Não tardou muito tempo que o magnate fizesse uso de uma das condições da procuração. Uma fazenda que Alvaro de Mendonça herdára por morte de uma tia, tres ou quatro annos depois de estar casado com a filha de Manuel Pires de Athayde, foi-lhe vendida em hasta publica. A venda fôra de um excellente resultado para a viuva, segundo o commendador affirmava, porquanto o seu principal rendimento eram arvores de fructa, e essas mais anno menos anno cairiam todas ao pezo d'uma epidemia que, segundo as suas observações agronomicas, teria de grassar d'alli a tempo, assaltando todas as fazendas sem exceptuar uma unica.
Em face d'esta cruel prophecia, quem se negaria a separar-se de qualquer terreno, por mais dolosa que fosse a venda?
O commendador empregou esse dinheiro n'uma industria cujo dividendo deveria exceder dez por cento.
Quasi todos deram os parabens á viuva pelo bom negocio que vinha de fazer, attendendo não só á grande differença do rendimento, como tambem a ter-se livrado d'esse terrivel cataclysmo, a que estava exposta conservando uma só arvore.
Assim decorreram dezoito mezes sem que D. Marianna tivesse a mais pequena razão de se arrepender da plena confiança que tinha depositado no seu administrador.
Por este tempo, Manuel, que havia saído do collegio, chegou se a sua mãe, dizendo-lhe que desejava partir para o Rio de Janeiro, afim de se dedicar á vida commercial, para que se sentia com decidida vocação.
Recordando lhe ao principio a loucura do seu projecto, a pobre mãe ponderou-lhe a pouca necessidade de buscar em terra estranha o que já possuia na sua patria: a riqueza.
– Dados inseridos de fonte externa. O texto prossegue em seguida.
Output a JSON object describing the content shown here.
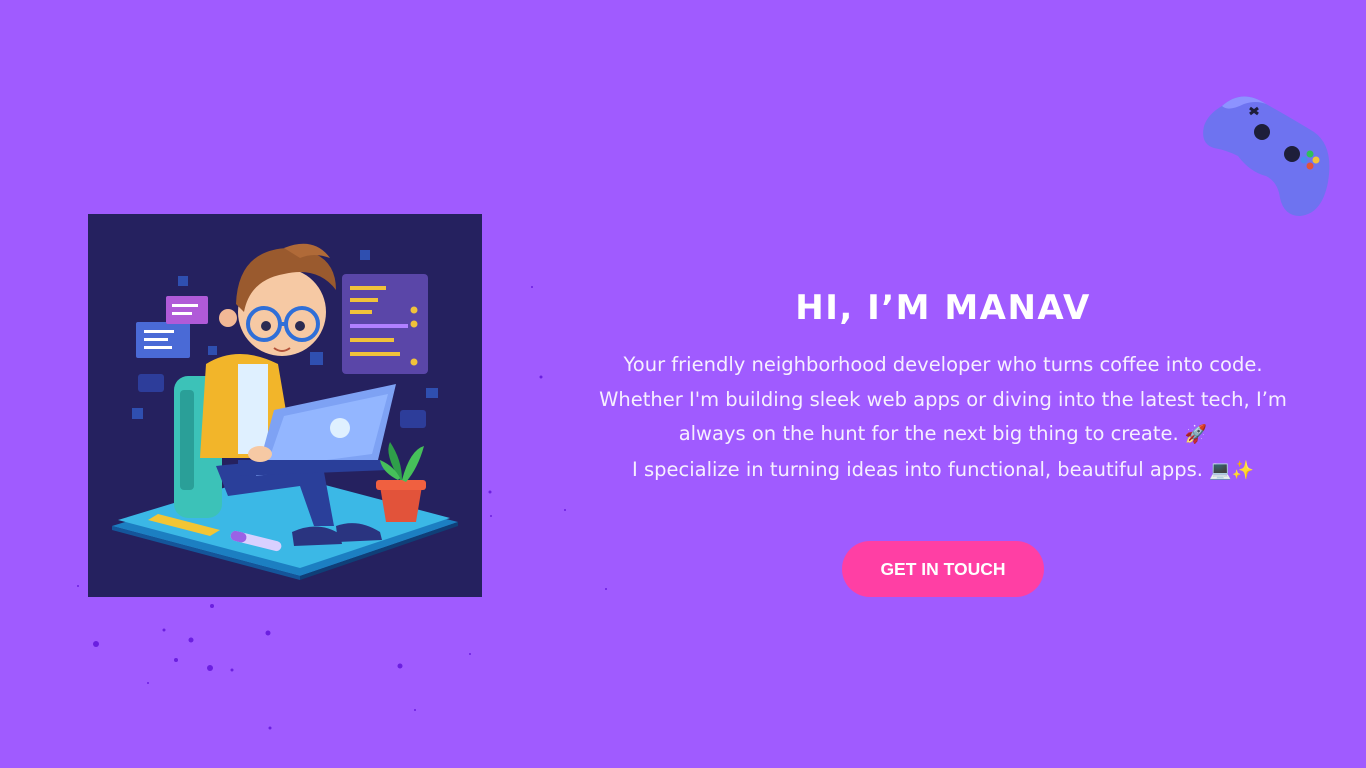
{
  "hero": {
    "illustration_icon": "developer-with-laptop-illustration",
    "title": "HI, I’M MANAV",
    "description_lines": [
      "Your friendly neighborhood developer who turns coffee into code.",
      "Whether I'm building sleek web apps or diving into the latest tech, I’m",
      "always on the hunt for the next big thing to create.",
      "I specialize in turning ideas into functional, beautiful apps."
    ],
    "emoji_rocket": "🚀",
    "emoji_laptop_sparkles": "💻✨",
    "cta_label": "GET IN TOUCH"
  },
  "decor": {
    "gamepad_icon": "gamepad-icon"
  },
  "colors": {
    "background": "#a05bff",
    "accent_button": "#ff3fa4",
    "illustration_bg": "#25215f",
    "gamepad": "#6e73f0"
  }
}
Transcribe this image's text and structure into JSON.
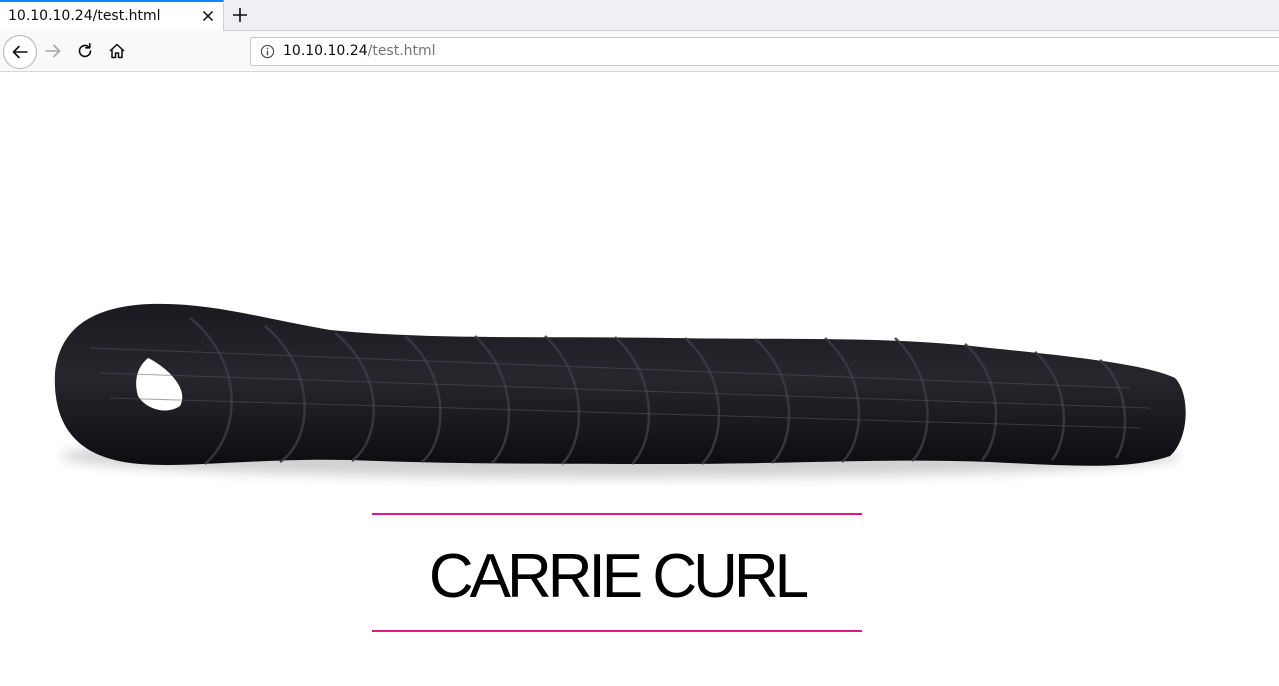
{
  "browser": {
    "tab": {
      "title": "10.10.10.24/test.html"
    },
    "address_bar": {
      "host": "10.10.10.24",
      "path": "/test.html"
    },
    "accent_color": "#0a84ff",
    "icons": [
      "close-icon",
      "plus-icon",
      "back-arrow-icon",
      "forward-arrow-icon",
      "reload-icon",
      "home-icon",
      "info-icon"
    ]
  },
  "page": {
    "product": {
      "name": "CARRIE CURL",
      "image": "black curly braided hair extension",
      "rule_color": "#e0188c",
      "hair_color": "#121217"
    }
  }
}
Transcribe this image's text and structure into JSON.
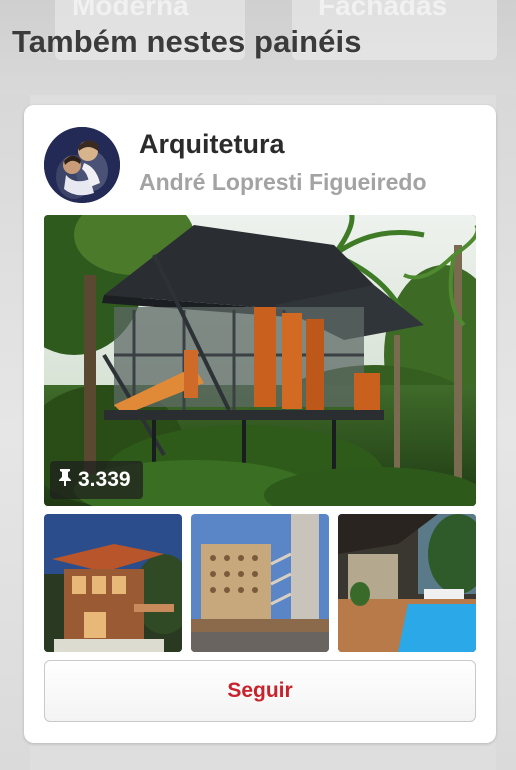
{
  "background": {
    "tiles": [
      "Moderna",
      "Fachadas"
    ]
  },
  "section": {
    "title": "Também nestes painéis"
  },
  "board": {
    "title": "Arquitetura",
    "owner": "André Lopresti Figueiredo",
    "pin_count": "3.339",
    "follow_label": "Seguir"
  },
  "colors": {
    "accent": "#c8232c",
    "title": "#3b3b3b",
    "owner": "#a3a3a3"
  },
  "icons": {
    "pin": "pushpin-icon"
  }
}
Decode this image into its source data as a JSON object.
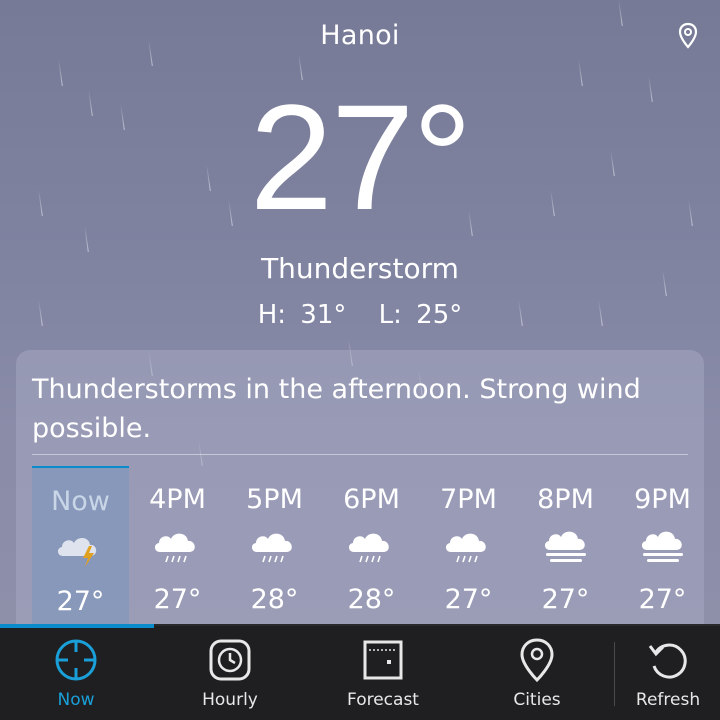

Por essa epocha, os bens da casa montavam a uns trinta contos de réis, graças á herança que Alvaro de Mendonça havia recebido por morte de sua tia, e ás economias que a viuva fizera durante aquelle tempo.
—Com o dinheiro que possuimos, dizia-lhe sua mãe, poderás dedicar-te ao commercio, mas aqui em Lisboa. É verdade que não tens um unico parente que te proteja, mas, graças a Deus, temos meios. Partires, e deixares-me, filho, acho que será uma grande loucura, ajuntou ella, arrazando-se-lhe os olhos de lagrimas. Em todo o caso, farás o que te aprouver. Não quero que um dia me lances em rosto que o muito amor que te consagro foi a causa de cortar a tua carreira.
N'essa noite, quando appareceu o commendador, D. Marianna manifestou-lhe os desejos de Manuel.
—Que vá, respondeu elle rapidamente. Seu filho é activo, audaz, intelligente e emprehendedor. Póde um dia, se Deus o ajudar, vir a ser um grande homem. Não tenho filhos, acrescentou, porém se um dia os tiver, nunca os hei de contrariar nas suas resoluções, se ellas forem justas como as de Manuel.
—Mas que precisão tem elle de expôr a sua saude n'um clima tão perigoso? Trinta contos ou perto d'elles que possuimos não será o sufficiente para se viver em qualquer parte do mundo?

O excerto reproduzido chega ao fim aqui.